Rottenberg became acting deputy undersecretary in August 2017 and was sworn in as permanent Administrator of FSIS earlier this year, in May. She’s hoping Mindy Brashears Ph.D., will assume the role she is filling on an interim basis, “so I can devote my time to modernizing FSIS,” she says. “We had regulatory reform roundtables this year, looking at ways to improve our regulations and how we do what we do.” Major steps include seeking establishment-specific Salmonella performance data and standards for poultry parts, ground and whole carcasses, as well as for Campylobacter. “We will be proposing these rules in the Federal Register,” she says.

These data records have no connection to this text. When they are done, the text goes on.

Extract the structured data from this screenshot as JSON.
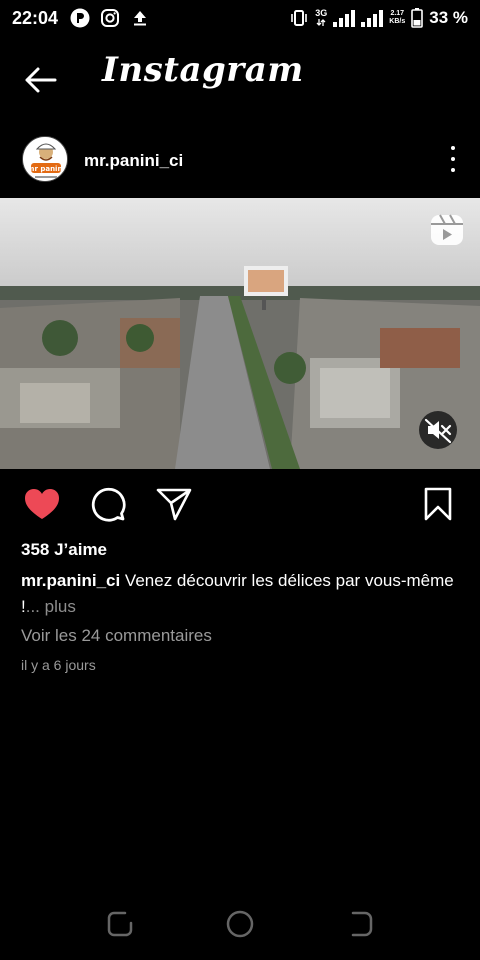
{
  "status_bar": {
    "time": "22:04",
    "network_type": "3G",
    "speed_value": "2.17",
    "speed_unit": "KB/s",
    "battery_percent": "33 %"
  },
  "header": {
    "app_title": "Instagram"
  },
  "post": {
    "username": "mr.panini_ci",
    "avatar_text": "mr panini",
    "likes": "358 J’aime",
    "caption_user": "mr.panini_ci",
    "caption_text": " Venez découvrir les délices par vous-même !",
    "caption_more": "... plus",
    "comments_link": "Voir les 24 commentaires",
    "time_ago": "il y a 6 jours",
    "liked": true
  },
  "colors": {
    "like_red": "#ed4956",
    "secondary_text": "#9a9a9a",
    "background": "#000000"
  }
}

And there are a lot more changes coming. For example: determining how laboratory-produced meat and poultry should be regulated; implementing a new voluntary inspection system for market hog slaughter plants; increasing the use of whole genome sequencing, or “food safety fingerprinting,” by the US Dept. of Agriculture, US Food and Drug Administration and the Centers for Disease Control and Prevention; and how Hazard Analysis and Critical Control Point (HACCP) programs need to evolve after being used by the meat and poultry industry as a food safety structure for 22 years. Also on the radar is improving pathogen control for poultry and meat processing and slaughter plants. Additionally, recalls caused by allergens and foreign matter continue to be a problem.
Updating Efforts
These are a few of the issues and trends that have played increasing roles this year in food safety regulatory efforts. But it all comes down to bringing inspection and food safety efforts up to date, Rottenberg says. Two examples are the New Poultry Inspection System, finalized in 2014, and the New Swine Inspection System, proposed earlier this year, in the process of being formulated. Both are voluntary systems – the poultry system for young birds, the swine system for market hogs. There are currently 40 market hog establishments in the US, and under this system, inspectors won’t have to stand on production lines all day, instead moving to offline inspection activities.

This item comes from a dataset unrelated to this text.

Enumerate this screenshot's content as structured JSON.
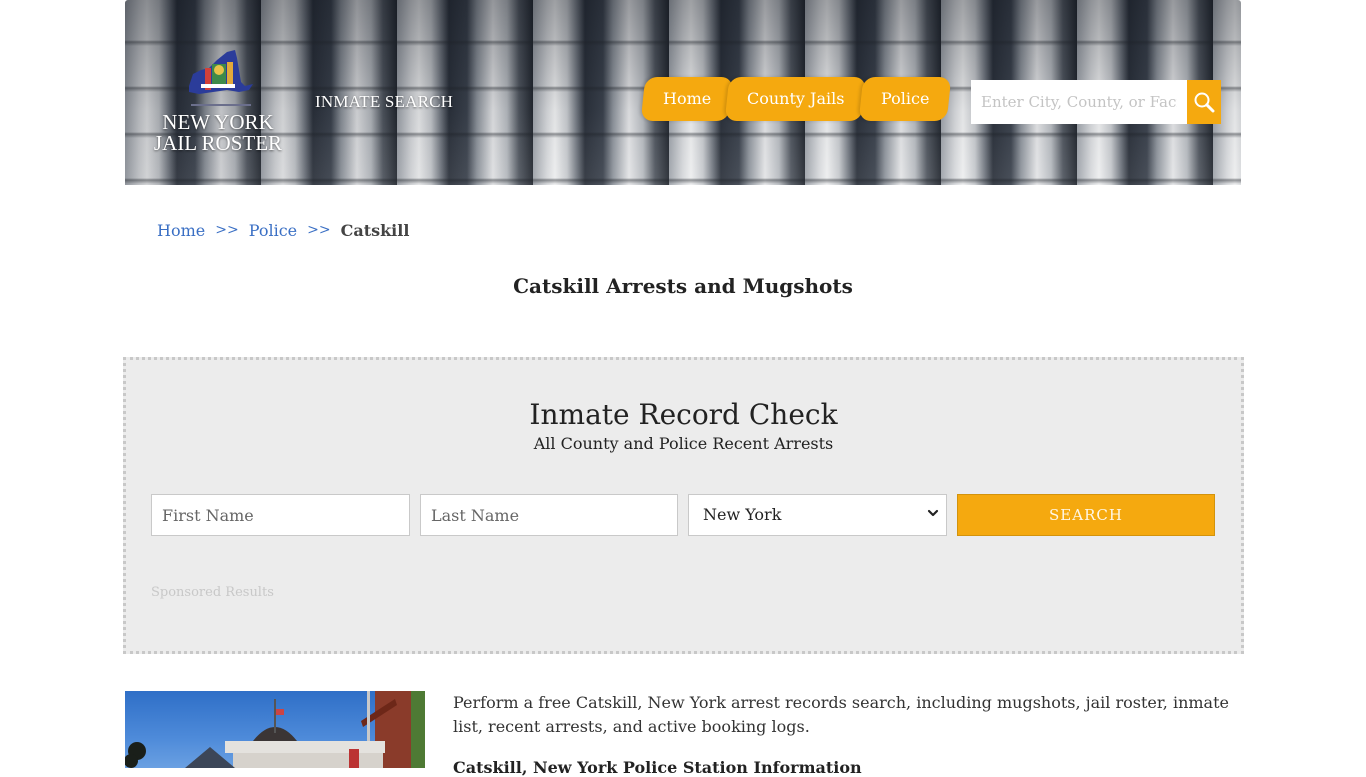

“Even though meat and poultry plants have been operating under mandatory HACCP for more than 20 years, inspection remained a command-and-control operation very much at slaughter,” Rottenberg says. “The idea is to move inspectors away from performing quality control checks, and into more food safety activities.” The pilot projects began 20 years ago, but she notes it often takes quite a while to change a culture, a way of doing things – “that’s what we’re doing with inspection modernization. It’s a cultural shift, a big change in agency philosophy – it takes a lot of time,” she notes.
Rottenberg also refers to a major initiative to focus inspector tasks on food safety, rather than, for example, pointing out bruises on poultry or swine lines that plant employees need to cut out. “A good example is the increasing number of recalls this year and in previous years due to companies not listing allergens on labels. Or recalling because of extraneous and foreign materials found in products or packaging. By carrying out label verification tasks, inspectors are focused more on finding products containing these allergens and are quick to notify their district offices. The same with extraneous materials.”

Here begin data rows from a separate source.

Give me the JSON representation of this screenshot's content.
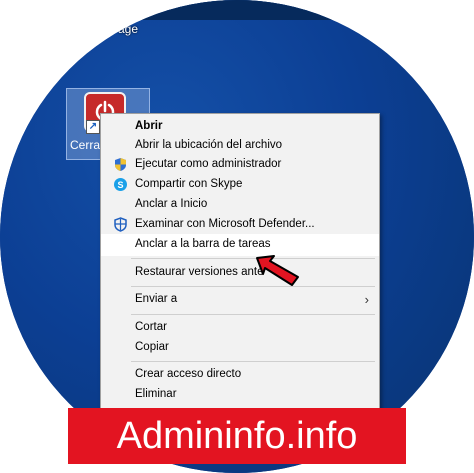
{
  "desktop": {
    "top_label": "age",
    "icon_label": "Cerrar",
    "icon_name": "power-off-icon",
    "accent_color": "#c62a2a"
  },
  "context_menu": {
    "items": [
      {
        "label": "Abrir",
        "bold": true,
        "icon": ""
      },
      {
        "label": "Abrir la ubicación del archivo",
        "icon": ""
      },
      {
        "label": "Ejecutar como administrador",
        "icon": "uac-shield-icon"
      },
      {
        "label": "Compartir con Skype",
        "icon": "skype-icon"
      },
      {
        "label": "Anclar a Inicio",
        "icon": ""
      },
      {
        "label": "Examinar con Microsoft Defender...",
        "icon": "defender-icon"
      },
      {
        "label": "Anclar a la barra de tareas",
        "icon": "",
        "highlighted": true
      },
      {
        "label": "Restaurar versiones ante",
        "icon": ""
      },
      {
        "label": "Enviar a",
        "icon": "",
        "submenu": true
      },
      {
        "label": "Cortar",
        "icon": ""
      },
      {
        "label": "Copiar",
        "icon": ""
      },
      {
        "label": "Crear acceso directo",
        "icon": ""
      },
      {
        "label": "Eliminar",
        "icon": ""
      }
    ]
  },
  "watermark": {
    "text": "Admininfo.info",
    "color": "#e31421"
  }
}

As of mid-November, there had been 118 recalls and five public health alerts issued. Rottenberg notes that despite the increases in allergen and extraneous material-related recalls, recalls related to pathogens are also up. “There have been ready-to-eat (RTE) products containing vegetables tied to Listeria monocytogenes or Salmonella that came in for recall.”
Also being modernized is a tool very important to poultry and meat plants operating under inspection. It is the FSIS Food Standards and Labeling Policy Book. This year, it is being revised and updated. “This needs to be done through the rulemaking process, and a proposed rule is being prepared right now,” Rottenberg says. Another issue for modernization is line speed in the poultry and swine processing industries. “Line speeds only exist in slaughter, not further processing,” Rottenberg points out. In swine, speeds had been set 50 or 60 years ago, so the line speed cap is being eliminated,” she says. “In poultry, the cap has been 140 birds per minute, there is a proposal to raise it to175. Plants can apply for waivers from that lower speed, and we are in the process of collecting data on it right now. We would be doing rulemaking, and that should happen next year.”